Full body bears are a staple of chainsaw carvers, but on his emerging artist budget Jenkins could not afford large logs. So, with the tools he could afford, he practiced making bear heads on smaller logs. The affordable, repeatable subject for learning his craft gave him a stock of heads for display around Platte County. 

Bearheadroad.com tells the story of the carving and painting of some of his bears, but he does not divulged the locations of his folk art. He intends for the location of a bear head to travel from person to person, shared between friends; a moment for traveling companions enjoy as one points and the other discovers the face among the branches and leaves. 

“The woman that let me put it on this tree moved away,” Jenkins said as the white Ford rounded a bend in an arc slightly wider than the radius of the road. “I went to talk to the new owners and they love it, so it stayed.”

Putting up more bear heads around Platte County depends on the sale of Jenkins’s other chainsaw carvings. His goal is to fasten one hundred and twenty bear heads to tree trunks before the summer is over.

But Jenkins is a reluctant salesman, still getting used to people exchanging money for his chainsaw carvings three years into his craft. Jenkins is also reticent to call himself an artist, never formally trained nor apprenticed, deflecting the term in conversation. 

Jenkins frowns at the lack of crossover between ingenuity, carving something other than a bear, and sales; customers admiring other animals and subjects, but always coming back to the familiar bear for purchase. 

The majority of his sales happen during chainsaw carving demonstrations at grand openings, festivals, and fairs. Jenkins loads the bed of his white Ford with finished pieces bearing price tags, uncut logs shaken from sleep, three chainsaws, and a supply of gas and oil. 

To keep down the cost of his artwork, Jenkins learned how to repair his chainsaws, ferocious but sensitive machines, opening them to tinker until he understood the nature of their systems. Standard chainsaws are designed to cut through branches and trunks, so it takes some modification to the chain and teeth to make detail carving smooth, and blade length and shape lend themselves to different types and levels of detail work. 

It takes some nerve wracking practice to learn which cutting angles on a log and touch points on the blade will make smooth cuts, and which will cause dangerous kickback. 

With a jerk of the pull handle, Jenkins’ STIHL, orange and white underneath a thin layer of fine sawdust and oil, woke up hungry. A diagonal cut through a log prepared it for two bear heads with little waste. 
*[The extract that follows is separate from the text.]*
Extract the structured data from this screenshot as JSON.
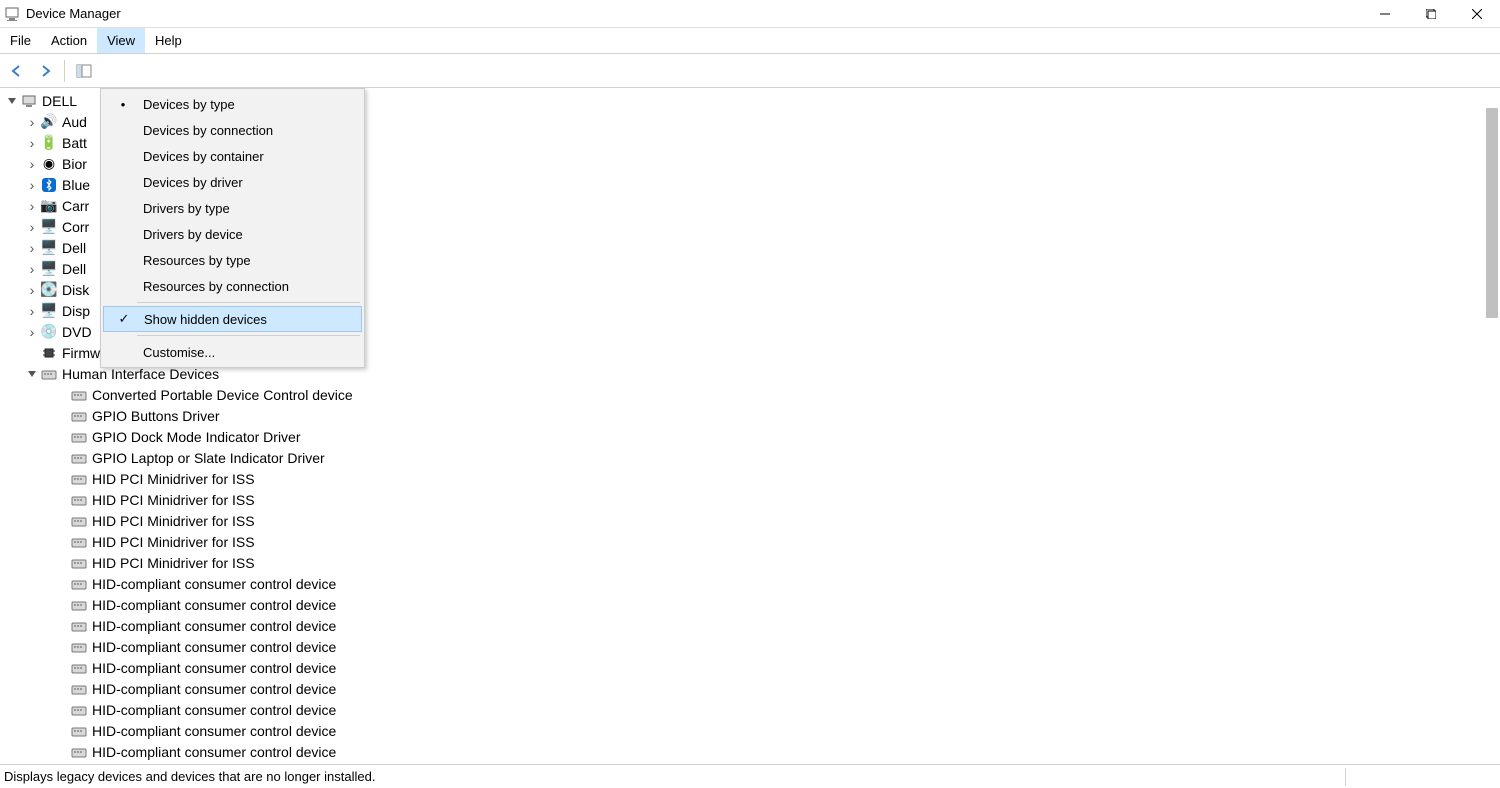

Down stroke, down stroke. Jenkins stepped through the spreading layer of sawdust; wooden noodles smelling of fresh cut tree and a layer of fine slivers.

Down stroke, down stroke. Jenkins stoped the saw, set it on a bench. The abrupt silence echoes between the chambers of the inner ear and shell of safety ear muffs. Carpenter pencil in hand, he sketched guidelines. 

A short pull on another chainsaw from the bench. Side stroke, side stroke. Jenkins pondered momentarily, looked at the carved log from another angle. With the underside of the bar tip he cut curves, grooves, carved out pits, channels, waves — everything that makes chainsaw carving dangerous. 

Jenkins shook the smallest chainsaw from sleep. Curiously stubbed nosed, the bar, a short triangle that looks like it came from a scale model of a chainsaw, gently touched the fine details of the face. Cutting gradually into the bear head, removing the final excesses, caused it to grow soft hair on its muzzle and shaggy chest hair under its chin. Small strokes enlivened a listening pair of ears, furrowed a brow and placed curiosity in the eyes. 

In a birthday candle puff, Jenkins removed the last resting saw dust; the number eighty-nine in relief.